Dealerships may no longer have to keep your car for days until a part is delivered: they could print it on the spot. Classic car owners won't have to track down a rare panel: as long as they can get a copy of the blueprints, they will be able to create a replica at home. American chat show host Jay Leno is using the technology to maintain his garage of almost 200 cars.

"My 1907 White Steamer has a feedwater heater and over the 100-plus years it's been in use, the metal has become so porous you can see steam and oil seeping through,'' he wrote in Popular Mechanics magazine.

"Rather than have a machinist try to copy the heater and then build it, we decided to redesign the original using our NextEngine 3-D scanner and Dimension 3-D printer, which makes an exact copy of a part in plastic, which we then send out to create a mould.

"It's like The Jetsons. George Jetson would say, I want a steak dinner. He'd press a button and the meal would come out of the machine, with the roasted potatoes and everything, all on one plate. We may not have the instant steak dinner yet but my NextEngine system is like the car-guy equivalent.''

Ford embraced 3-D printing after it printed an engine intake system in four days at a cost of $US3000. The company said a prototype component would have cost $US500,000 and taken four months to make. "We can go from art to part overnight,'' says Matt Zaluzec, Ford's global materials manager. "Three-D printing is all the rage now.''

TJ Giuli, leader of Ford's research lab in Silicon Valley, California, is looking at how owners may be able to adapt their cars. "What we really want to do is give people the same kind of acces-sibility they used to have for tinkering with their car, maybe when it was the 1950s, 1960s," he says. "We are interested in seeing how you can use techniques to personalise your car in interesting ways reminiscent of when cars were much more accessible.''

Audi has five 3-D printers producing prototype parts for models that run for 24 hours a day, seven days a week. Jaguar Land Rover used a 3-D printer from Stratasys to make the air vents in development versions of the Range Rover Sport.

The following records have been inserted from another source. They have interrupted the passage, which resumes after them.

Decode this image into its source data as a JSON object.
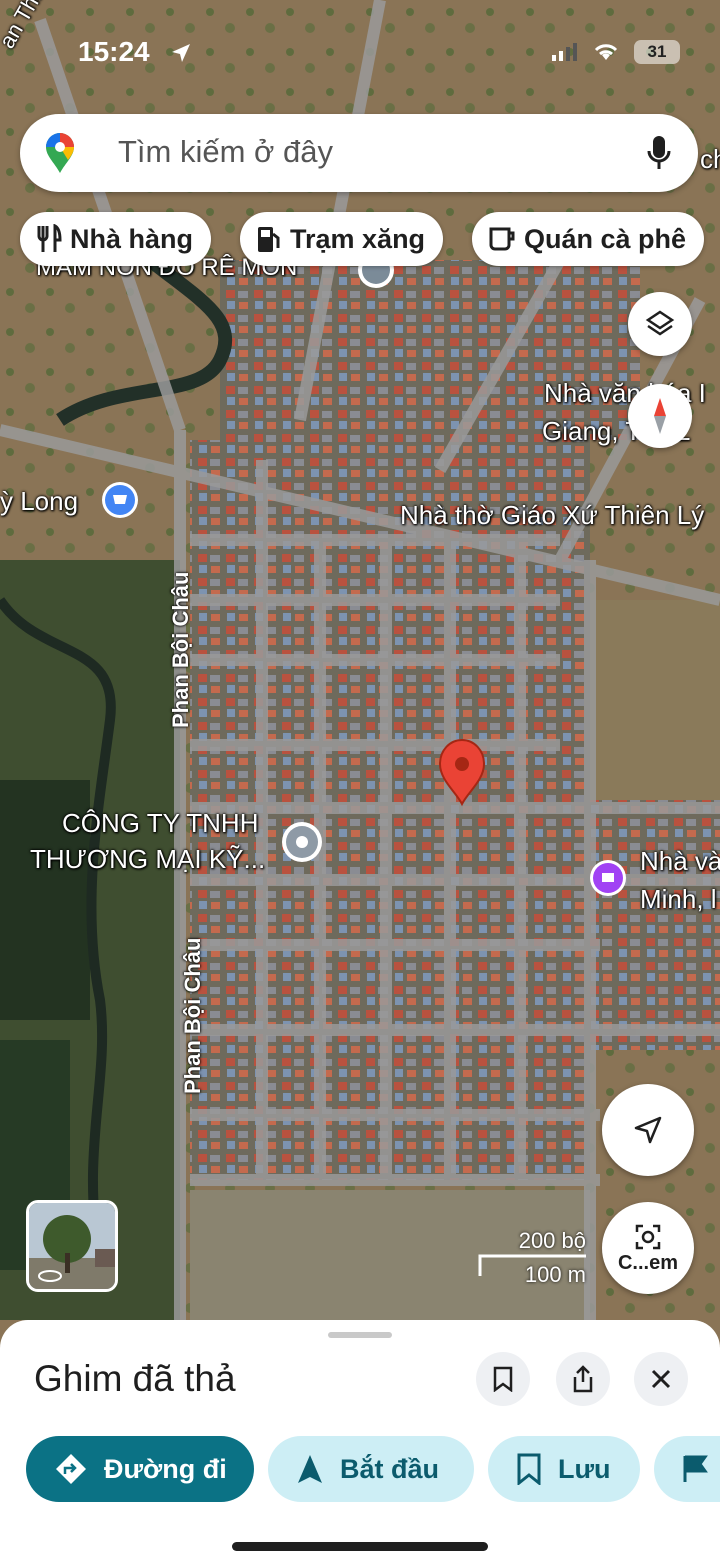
{
  "status_bar": {
    "time": "15:24",
    "battery": "31"
  },
  "search": {
    "placeholder": "Tìm kiếm ở đây"
  },
  "chips": [
    {
      "label": "Nhà hàng",
      "icon": "restaurant-icon"
    },
    {
      "label": "Trạm xăng",
      "icon": "gas-station-icon"
    },
    {
      "label": "Quán cà phê",
      "icon": "coffee-icon"
    }
  ],
  "map": {
    "labels": {
      "top_left_road": "an Thiện",
      "kindergarten": "MẦM NON ĐÔ RÊ MON",
      "culture_house_ne_1": "Nhà văn hóa I",
      "culture_house_ne_2": "Giang, Tây L",
      "shop_left": "ỳ Long",
      "church": "Nhà thờ Giáo Xứ Thiên Lý",
      "road_1": "Phan Bội Châu",
      "road_2": "Phan Bội Châu",
      "company_1": "CÔNG TY TNHH",
      "company_2": "THƯƠNG MẠI KỸ...",
      "culture_house_e_1": "Nhà và",
      "culture_house_e_2": "Minh, l",
      "search_partial": "ch"
    },
    "scale": {
      "feet": "200 bộ",
      "meters": "100 m"
    },
    "lens_label": "C...em",
    "pin_color": "#ea4335"
  },
  "sheet": {
    "title": "Ghim đã thả",
    "actions": [
      {
        "label": "Đường đi",
        "icon": "directions-icon"
      },
      {
        "label": "Bắt đầu",
        "icon": "navigation-arrow-icon"
      },
      {
        "label": "Lưu",
        "icon": "bookmark-icon"
      },
      {
        "label": "",
        "icon": "flag-icon"
      }
    ]
  },
  "colors": {
    "accent": "#0b7285",
    "secondary": "#cdeef5"
  }
}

Each winter BMW takes its cars to the Arctic for cold weather testing. In recent years the vehicles have been accompanied by a 3-D printer so replacement or redesigned parts can quickly be produced and fitted. Many Formula One teams also have machines in pit lane.

Some Lamborghini Gallardo customers had 3-D printed parts fitted after a production problem meant the flap covering the headlight washers was not fitting properly. Instead of holding up production, a new part was produced on a 3-D printer made by an Italian firm called CRP.

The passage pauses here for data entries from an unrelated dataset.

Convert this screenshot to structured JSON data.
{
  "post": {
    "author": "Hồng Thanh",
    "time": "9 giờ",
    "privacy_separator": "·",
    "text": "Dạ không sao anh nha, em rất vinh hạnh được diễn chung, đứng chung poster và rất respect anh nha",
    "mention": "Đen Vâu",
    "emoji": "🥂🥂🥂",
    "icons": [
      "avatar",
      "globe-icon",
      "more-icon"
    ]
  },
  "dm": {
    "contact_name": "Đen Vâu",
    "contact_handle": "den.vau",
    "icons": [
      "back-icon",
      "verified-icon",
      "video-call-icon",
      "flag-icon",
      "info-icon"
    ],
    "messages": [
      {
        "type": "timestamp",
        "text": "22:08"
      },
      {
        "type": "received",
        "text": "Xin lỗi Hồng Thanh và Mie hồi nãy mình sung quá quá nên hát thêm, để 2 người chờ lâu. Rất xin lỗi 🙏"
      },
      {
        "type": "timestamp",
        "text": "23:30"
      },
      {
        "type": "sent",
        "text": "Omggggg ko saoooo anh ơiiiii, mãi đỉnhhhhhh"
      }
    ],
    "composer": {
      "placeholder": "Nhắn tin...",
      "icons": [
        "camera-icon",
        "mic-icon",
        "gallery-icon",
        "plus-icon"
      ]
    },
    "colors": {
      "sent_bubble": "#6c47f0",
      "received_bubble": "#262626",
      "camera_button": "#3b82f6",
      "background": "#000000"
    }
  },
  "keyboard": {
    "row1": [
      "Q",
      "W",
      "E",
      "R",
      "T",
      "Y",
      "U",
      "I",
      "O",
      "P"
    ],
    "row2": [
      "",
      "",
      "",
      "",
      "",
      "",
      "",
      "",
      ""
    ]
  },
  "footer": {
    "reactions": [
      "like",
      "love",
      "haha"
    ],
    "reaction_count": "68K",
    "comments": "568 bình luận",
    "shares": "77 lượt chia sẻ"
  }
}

One hundred cars had left the production line before the tools for the redesigned part were finished, after which the part could be produced normally using injection moulding. Even Rolls-Royce is using the technology, producing life-size models of bespoke fittings.

"Buyers might want a drinks-carrying solution to hold a certain type of water bottle or champagne bottle,'' says James Warren, a Rolls-Royce spokesman. "We can present them with several options to ensure that the final version is right first time.''

For now, though, 3-D printers are unlikely to replace the stamping, pressing and moulding that take place on a production line because they simply take too long. Some of the most precise shapes are built up in layers only 127 microns thick. It takes 100 of these layers to make a part 13mm thick. But for enthusiasts who cannot afford today's stratospheric classic car prices, 3-D printing is a way to make their dreams come true.


1. Buy a printer

The Solidoodle 4 ($1100, and MakerBot Replicator 2 ($2895, are both popular consumer printers.

2. Download the 3D digital design

Websites include and Patterns cost from about $55.

3. Find a donor car

It should have similar dimensions to the car you're recreating and will provide the underbody components. Panels and trim will be replaced.

4. Adapt the design

Use 3D modelling software to adjust the digital design so it can be attached to the donor car. Divide it into small printable parts.

5. Fabricate

Form the fibreglass panels using the plastic as a template - a time-consuming process.

6. Fit

The moment of truth: find out if your calculations and processes were correct.

7. Paint

A good paint job can cost more than $10,000.